The MOSFET resistance tester I’m twiddling up for my next column will hold the transistor-under-test at a more-or-less constant temperature using a PWM-controlled Peltier module. The Peltier driver looks like this:
The overall idea is that the relay selects heating or cooling and the MOSFET PWM adjusts the power to keep the module at the right temperature. The feedback comes from a thermistor epoxied to the aluminum block holding the MOSFET, which in turn is epoxied to the module and then to a CPU cooler with a fan. More on that later…
Those fat lines mark the high-current paths: 3.3 A with a 5 V supply, as this Peltier module has about 1.5 Ω resistance. Some early tests show the resulting 17 W can pump the test block down to at least 5 °C and up to at least 40 °C in a few tens of seconds, even without any significant PI (no D) loop tweaking.
When I fired it up a test program that just cycles the PWM up and down, the green LED lit up properly in cooling mode, but the red LED also glowed dimly. Probing the drain showed this nasty ringing when the IRLZ14 MOSFET turned off:
The initial spike happens when the drain current pushes the MOSFET body diode into reverse breakdown at about 70 V (off scale high in the image).
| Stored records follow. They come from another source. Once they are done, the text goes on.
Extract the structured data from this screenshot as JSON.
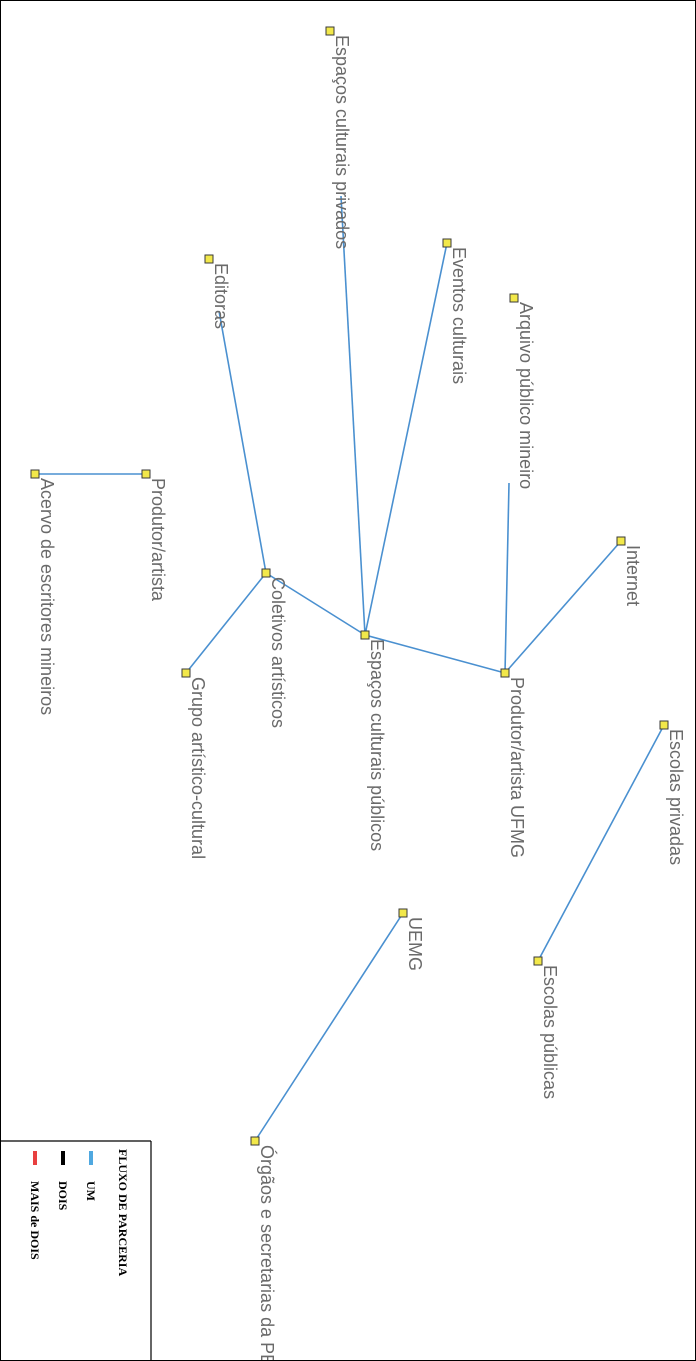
{
  "legend": {
    "title": "FLUXO DE PARCERIA",
    "items": [
      {
        "label": "UM",
        "color": "#4fa8e0"
      },
      {
        "label": "DOIS",
        "color": "#000000"
      },
      {
        "label": "MAIS de DOIS",
        "color": "#e84040"
      }
    ]
  },
  "colors": {
    "edge": "#4a90d0",
    "node_fill": "#f2e84a",
    "node_stroke": "#3a3a3a"
  },
  "nodes": [
    {
      "id": "esp_priv",
      "label": "Espaços culturais privados"
    },
    {
      "id": "eventos",
      "label": "Eventos culturais"
    },
    {
      "id": "editoras",
      "label": "Editoras"
    },
    {
      "id": "arquivo",
      "label": "Arquivo público mineiro"
    },
    {
      "id": "internet",
      "label": "Internet"
    },
    {
      "id": "produtor",
      "label": "Produtor/artista"
    },
    {
      "id": "acervo",
      "label": "Acervo de escritores mineiros"
    },
    {
      "id": "coletivos",
      "label": "Coletivos artísticos"
    },
    {
      "id": "esp_pub",
      "label": "Espaços culturais públicos"
    },
    {
      "id": "prod_ufmg",
      "label": "Produtor/artista UFMG"
    },
    {
      "id": "grupo",
      "label": "Grupo artístico-cultural"
    },
    {
      "id": "esc_priv",
      "label": "Escolas privadas"
    },
    {
      "id": "esc_pub",
      "label": "Escolas públicas"
    },
    {
      "id": "uemg",
      "label": "UEMG"
    },
    {
      "id": "orgaos",
      "label": "Órgãos e secretarias da PBH"
    }
  ],
  "edges": [
    {
      "from": "produtor",
      "to": "acervo"
    },
    {
      "from": "coletivos",
      "to": "editoras"
    },
    {
      "from": "coletivos",
      "to": "grupo"
    },
    {
      "from": "coletivos",
      "to": "esp_pub"
    },
    {
      "from": "esp_pub",
      "to": "esp_priv"
    },
    {
      "from": "esp_pub",
      "to": "eventos"
    },
    {
      "from": "esp_pub",
      "to": "prod_ufmg"
    },
    {
      "from": "prod_ufmg",
      "to": "arquivo"
    },
    {
      "from": "prod_ufmg",
      "to": "internet"
    },
    {
      "from": "esc_priv",
      "to": "esc_pub"
    },
    {
      "from": "uemg",
      "to": "orgaos"
    }
  ]
}
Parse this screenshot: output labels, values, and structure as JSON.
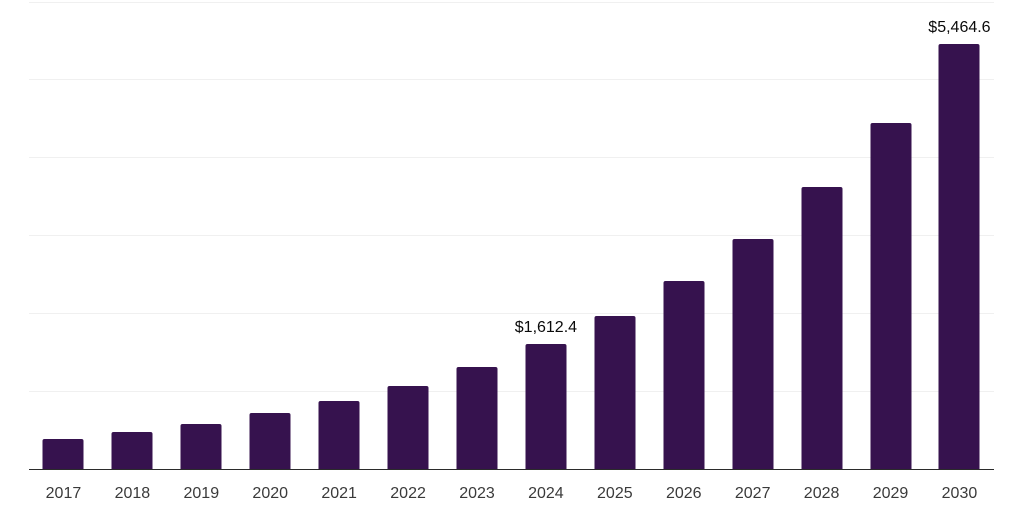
{
  "chart_data": {
    "type": "bar",
    "title": "",
    "xlabel": "",
    "ylabel": "",
    "categories": [
      "2017",
      "2018",
      "2019",
      "2020",
      "2021",
      "2022",
      "2023",
      "2024",
      "2025",
      "2026",
      "2027",
      "2028",
      "2029",
      "2030"
    ],
    "values": [
      380,
      475,
      578,
      714,
      875,
      1070,
      1315,
      1612.4,
      1960,
      2418,
      2950,
      3625,
      4450,
      5464.6
    ],
    "labeled_points": {
      "2024": "$1,612.4",
      "2030": "$5,464.6"
    },
    "ylim": [
      0,
      6000
    ],
    "gridline_step": 1000,
    "grid": "horizontal-only",
    "legend": "none",
    "y_tick_labels_visible": false,
    "colors": {
      "bar": "#36124e",
      "gridline": "#f0f0f0",
      "axis_line": "#2b2b2b",
      "tick_label": "#3a3a3a",
      "data_label": "#0a0a0a",
      "background": "#ffffff"
    }
  }
}
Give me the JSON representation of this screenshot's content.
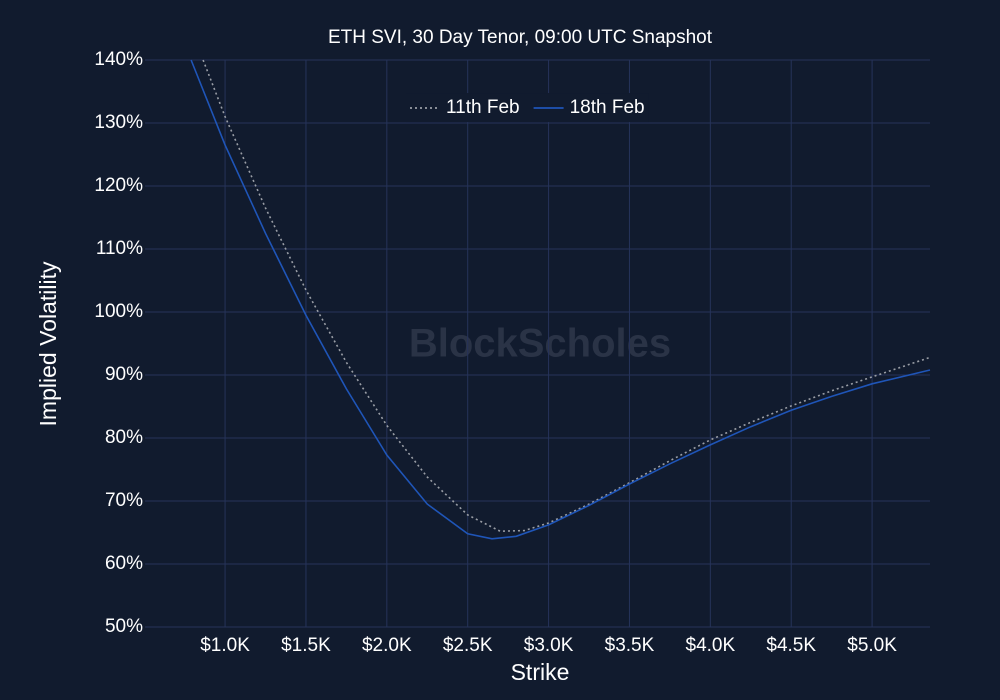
{
  "chart_data": {
    "type": "line",
    "title": "ETH SVI, 30 Day Tenor, 09:00 UTC Snapshot",
    "xlabel": "Strike",
    "ylabel": "Implied Volatility",
    "watermark": "BlockScholes",
    "grid": true,
    "legend": "top",
    "xlim": [
      505,
      5358
    ],
    "ylim": [
      50,
      140
    ],
    "xticks": [
      {
        "value": 1000,
        "label": "$1.0K"
      },
      {
        "value": 1500,
        "label": "$1.5K"
      },
      {
        "value": 2000,
        "label": "$2.0K"
      },
      {
        "value": 2500,
        "label": "$2.5K"
      },
      {
        "value": 3000,
        "label": "$3.0K"
      },
      {
        "value": 3500,
        "label": "$3.5K"
      },
      {
        "value": 4000,
        "label": "$4.0K"
      },
      {
        "value": 4500,
        "label": "$4.5K"
      },
      {
        "value": 5000,
        "label": "$5.0K"
      }
    ],
    "yticks": [
      {
        "value": 50,
        "label": "50%"
      },
      {
        "value": 60,
        "label": "60%"
      },
      {
        "value": 70,
        "label": "70%"
      },
      {
        "value": 80,
        "label": "80%"
      },
      {
        "value": 90,
        "label": "90%"
      },
      {
        "value": 100,
        "label": "100%"
      },
      {
        "value": 110,
        "label": "110%"
      },
      {
        "value": 120,
        "label": "120%"
      },
      {
        "value": 130,
        "label": "130%"
      },
      {
        "value": 140,
        "label": "140%"
      }
    ],
    "series": [
      {
        "name": "11th Feb",
        "color": "#9a9ea6",
        "dash": "dotted",
        "x": [
          864,
          1000,
          1250,
          1500,
          1750,
          2000,
          2250,
          2500,
          2700,
          2850,
          3000,
          3250,
          3500,
          3750,
          4000,
          4250,
          4500,
          4750,
          5000,
          5358
        ],
        "values": [
          140,
          131,
          116.5,
          103.5,
          92,
          82,
          73.8,
          67.8,
          65.2,
          65.3,
          66.5,
          69.5,
          72.9,
          76.4,
          79.7,
          82.5,
          85.1,
          87.5,
          89.7,
          92.8
        ]
      },
      {
        "name": "18th Feb",
        "color": "#1f55b8",
        "dash": "solid",
        "x": [
          790,
          1000,
          1250,
          1500,
          1750,
          2000,
          2250,
          2500,
          2650,
          2800,
          3000,
          3250,
          3500,
          3750,
          4000,
          4250,
          4500,
          4750,
          5000,
          5358
        ],
        "values": [
          140,
          126.5,
          112.5,
          99.5,
          87.8,
          77.3,
          69.5,
          64.8,
          64.0,
          64.4,
          66.2,
          69.3,
          72.7,
          75.9,
          78.9,
          81.8,
          84.4,
          86.6,
          88.6,
          90.8
        ]
      }
    ]
  }
}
The drain goes slightly negative for the next half-cycle as the diode slams into forward conduction, then the energy engages in some serious 5 MHz ringing while it dissipates in the Peltier’s resistance.
Obviously, this is a job for an RC snubber…
A bit of fiddling revealed that a 1.5 nF cap dropped the ringing to 2.8 MHz and a 2.5 nF cap put it at 2.4 MHz:
Notice that just putting a capacitor across the MOSFET doesn’t reduce the ringing. What’s needed here is some additional energy dissipation.
Splitting the difference says 2.3 nF would reduce the resonant frequency by a factor of 2, so the original stray capacitance is about (2.3 nF / 3) = 770 pF.
Knowing the resonant frequency and stray capacitance, the stray inductance falls out:
L = 1/[(2∏ 2.5x106)2 770x10-12] = 5.4x10-6 = 5.4 µH
The Peltier module doesn’t have nearly that much inductance, so it’s hidden in the wiring and relays.
Knowing L and C, the characteristic impedance of the circuit is:
Z = √(L/C) = 84 Ω
The snubber cap should be at least a factor of 4 larger than the stray capacitance, which gives 3 nF. Some rummaging produced a small 3.9 nF 100 V Mylar cap (measuring 3.7 nF, close enough) and an 82 Ω resistor, which gave this pleasing result when soldered across the MOSFET source & drain:
The upper trace shows a pair of 32 kHz PWM pulses. The lower trace gives a magnified view of one pulse; the peak remains at about 70 V just after turn-off, because that 3.3 A must go somewhere: that’s why MOSFETs have husky body diodes with reverse-breakdown specs.
A better view of the snubbed peak shows it’s all over in about 400 ns:
The lower trace is the MOSFET gate drive pulse at the Arduino pin, showing the Miller capacitance delaying the transition. It turns out that removing the 22 Ω gate damping resistor doesn’t improve things, but, given the speed of the transition, I think it’s good enough.
The MOSFET burns at (3.3 A × 70 V) = 230 W during that 100 ns peak, which works out to a mere 23 µJ (assuming constant current, which isn’t the case). The IRLZ14 has a 40 mJ single-pulse rating, so it’s in good shape.
The DC dissipation is (3.3 A)2 x 20 mΩ = 2 W: the huge heatsink I stuck on the MOSFET doesn’t have a chance to get warm during the short tests so far.
The red LED remains dimly lit, which goes to show how sensitive a human eye can be: the negative transient is barely 100 ns long!